Week 18: My taste buds have a new lease on life

I am not a junk food junkie, but I occasionally allow myself to taste the flakiness, creaminess and stinging sweetness of the confectionary arts. I remember the day my Mom taught me about this. I will premise this story by telling you that my Mom is probably the most intense health-food lover I have ever known. I remember going to friends’ houses as a child and feeling very confused if I saw white bread or cookies in their house because it made me question their Christianity. In our house, “cookie” meant raw oats, raisins and natural peanut butter rolled into balls.
I took ballet until I was sixteen and while I loved it, I had no potential in the profession.

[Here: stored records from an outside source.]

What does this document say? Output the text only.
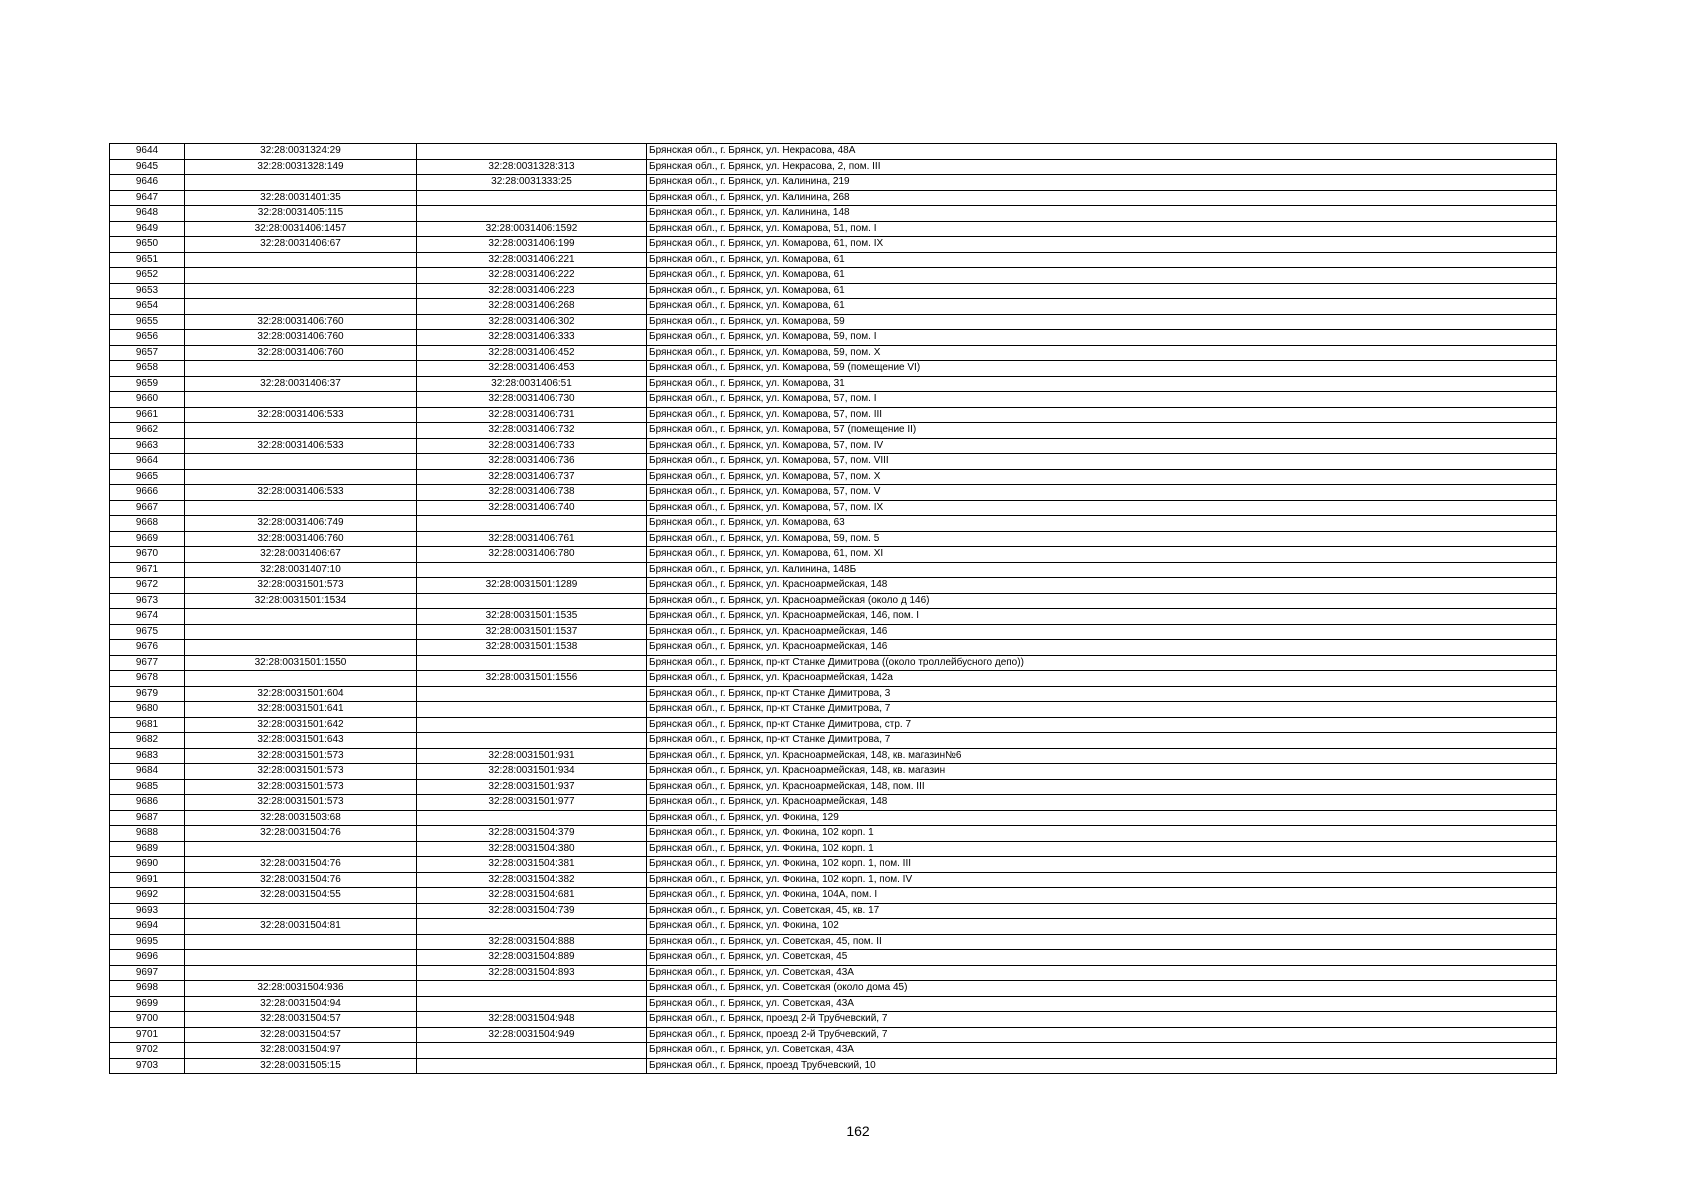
9644	32:28:0031324:29		Брянская обл., г. Брянск, ул. Некрасова, 48А
9645	32:28:0031328:149	32:28:0031328:313	Брянская обл., г. Брянск, ул. Некрасова, 2, пом. III
9646		32:28:0031333:25	Брянская обл., г. Брянск, ул. Калинина, 219
9647	32:28:0031401:35		Брянская обл., г. Брянск, ул. Калинина, 268
9648	32:28:0031405:115		Брянская обл., г. Брянск, ул. Калинина, 148
9649	32:28:0031406:1457	32:28:0031406:1592	Брянская обл., г. Брянск, ул. Комарова, 51, пом. I
9650	32:28:0031406:67	32:28:0031406:199	Брянская обл., г. Брянск, ул. Комарова, 61, пом. IX
9651		32:28:0031406:221	Брянская обл., г. Брянск, ул. Комарова, 61
9652		32:28:0031406:222	Брянская обл., г. Брянск, ул. Комарова, 61
9653		32:28:0031406:223	Брянская обл., г. Брянск, ул. Комарова, 61
9654		32:28:0031406:268	Брянская обл., г. Брянск, ул. Комарова, 61
9655	32:28:0031406:760	32:28:0031406:302	Брянская обл., г. Брянск, ул. Комарова, 59
9656	32:28:0031406:760	32:28:0031406:333	Брянская обл., г. Брянск, ул. Комарова, 59, пом. I
9657	32:28:0031406:760	32:28:0031406:452	Брянская обл., г. Брянск, ул. Комарова, 59, пом. X
9658		32:28:0031406:453	Брянская обл., г. Брянск, ул. Комарова, 59 (помещение VI)
9659	32:28:0031406:37	32:28:0031406:51	Брянская обл., г. Брянск, ул. Комарова, 31
9660		32:28:0031406:730	Брянская обл., г. Брянск, ул. Комарова, 57, пом. I
9661	32:28:0031406:533	32:28:0031406:731	Брянская обл., г. Брянск, ул. Комарова, 57, пом. III
9662		32:28:0031406:732	Брянская обл., г. Брянск, ул. Комарова, 57 (помещение II)
9663	32:28:0031406:533	32:28:0031406:733	Брянская обл., г. Брянск, ул. Комарова, 57, пом. IV
9664		32:28:0031406:736	Брянская обл., г. Брянск, ул. Комарова, 57, пом. VIII
9665		32:28:0031406:737	Брянская обл., г. Брянск, ул. Комарова, 57, пом. X
9666	32:28:0031406:533	32:28:0031406:738	Брянская обл., г. Брянск, ул. Комарова, 57, пом. V
9667		32:28:0031406:740	Брянская обл., г. Брянск, ул. Комарова, 57, пом. IX
9668	32:28:0031406:749		Брянская обл., г. Брянск, ул. Комарова, 63
9669	32:28:0031406:760	32:28:0031406:761	Брянская обл., г. Брянск, ул. Комарова, 59, пом. 5
9670	32:28:0031406:67	32:28:0031406:780	Брянская обл., г. Брянск, ул. Комарова, 61, пом. XI
9671	32:28:0031407:10		Брянская обл., г. Брянск, ул. Калинина, 148Б
9672	32:28:0031501:573	32:28:0031501:1289	Брянская обл., г. Брянск, ул. Красноармейская, 148
9673	32:28:0031501:1534		Брянская обл., г. Брянск, ул. Красноармейская (около д 146)
9674		32:28:0031501:1535	Брянская обл., г. Брянск, ул. Красноармейская, 146, пом. I
9675		32:28:0031501:1537	Брянская обл., г. Брянск, ул. Красноармейская, 146
9676		32:28:0031501:1538	Брянская обл., г. Брянск, ул. Красноармейская, 146
9677	32:28:0031501:1550		Брянская обл., г. Брянск, пр-кт Станке Димитрова ((около троллейбусного депо))
9678		32:28:0031501:1556	Брянская обл., г. Брянск, ул. Красноармейская, 142а
9679	32:28:0031501:604		Брянская обл., г. Брянск, пр-кт Станке Димитрова, 3
9680	32:28:0031501:641		Брянская обл., г. Брянск, пр-кт Станке Димитрова, 7
9681	32:28:0031501:642		Брянская обл., г. Брянск, пр-кт Станке Димитрова, стр. 7
9682	32:28:0031501:643		Брянская обл., г. Брянск, пр-кт Станке Димитрова, 7
9683	32:28:0031501:573	32:28:0031501:931	Брянская обл., г. Брянск, ул. Красноармейская, 148, кв. магазин№6
9684	32:28:0031501:573	32:28:0031501:934	Брянская обл., г. Брянск, ул. Красноармейская, 148, кв. магазин
9685	32:28:0031501:573	32:28:0031501:937	Брянская обл., г. Брянск, ул. Красноармейская, 148, пом. III
9686	32:28:0031501:573	32:28:0031501:977	Брянская обл., г. Брянск, ул. Красноармейская, 148
9687	32:28:0031503:68		Брянская обл., г. Брянск, ул. Фокина, 129
9688	32:28:0031504:76	32:28:0031504:379	Брянская обл., г. Брянск, ул. Фокина, 102 корп. 1
9689		32:28:0031504:380	Брянская обл., г. Брянск, ул. Фокина, 102 корп. 1
9690	32:28:0031504:76	32:28:0031504:381	Брянская обл., г. Брянск, ул. Фокина, 102 корп. 1, пом. III
9691	32:28:0031504:76	32:28:0031504:382	Брянская обл., г. Брянск, ул. Фокина, 102 корп. 1, пом. IV
9692	32:28:0031504:55	32:28:0031504:681	Брянская обл., г. Брянск, ул. Фокина, 104А, пом. I
9693		32:28:0031504:739	Брянская обл., г. Брянск, ул. Советская, 45, кв. 17
9694	32:28:0031504:81		Брянская обл., г. Брянск, ул. Фокина, 102
9695		32:28:0031504:888	Брянская обл., г. Брянск, ул. Советская, 45, пом. II
9696		32:28:0031504:889	Брянская обл., г. Брянск, ул. Советская, 45
9697		32:28:0031504:893	Брянская обл., г. Брянск, ул. Советская, 43А
9698	32:28:0031504:936		Брянская обл., г. Брянск, ул. Советская (около дома 45)
9699	32:28:0031504:94		Брянская обл., г. Брянск, ул. Советская, 43А
9700	32:28:0031504:57	32:28:0031504:948	Брянская обл., г. Брянск, проезд 2-й Трубчевский, 7
9701	32:28:0031504:57	32:28:0031504:949	Брянская обл., г. Брянск, проезд 2-й Трубчевский, 7
9702	32:28:0031504:97		Брянская обл., г. Брянск, ул. Советская, 43А
9703	32:28:0031505:15		Брянская обл., г. Брянск, проезд Трубчевский, 10
162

One day my Mom was driving me to summer dance camp and I mentioned that I felt like eating a Milky Way. Later in the day my Mom stopped by the studio to drop off the candy bar while I was in class, as a surprise. As it happened the director, known for her snobbery and strictness, was sitting at front desk. As my Mom handed her the candy bar the woman glared at the bar and said, “Well, that’s not very healthy!” I imagine she was picturing the wardrobe department letting out another tiny costume for me.
“Well, she felt like having a candy bar.” My Mom told her indignantly, and left.
When my Mom told me that story I felt so proud. When I remember it now, I feel so thankful that she did not pressure me to have a body that I would never have. Though she was normally Captain Sugarless, she taught me that day that sweet stuff in moderation is alright.
To the theorist that says pregnant women should not have pastries, I say, ha—go ahead and ruin your fun. I have never enjoyed food as thoroughly as in the last four months and plan to, within reason, continue to enjoy it. Last night I had a craving for a Boston Cream donut and sent Dave out to Dunkin Donuts. I have never appreciated Boston Cream until last night and I don’t know if I ever will again. But last night it was the best food I could eat and I have no regrets.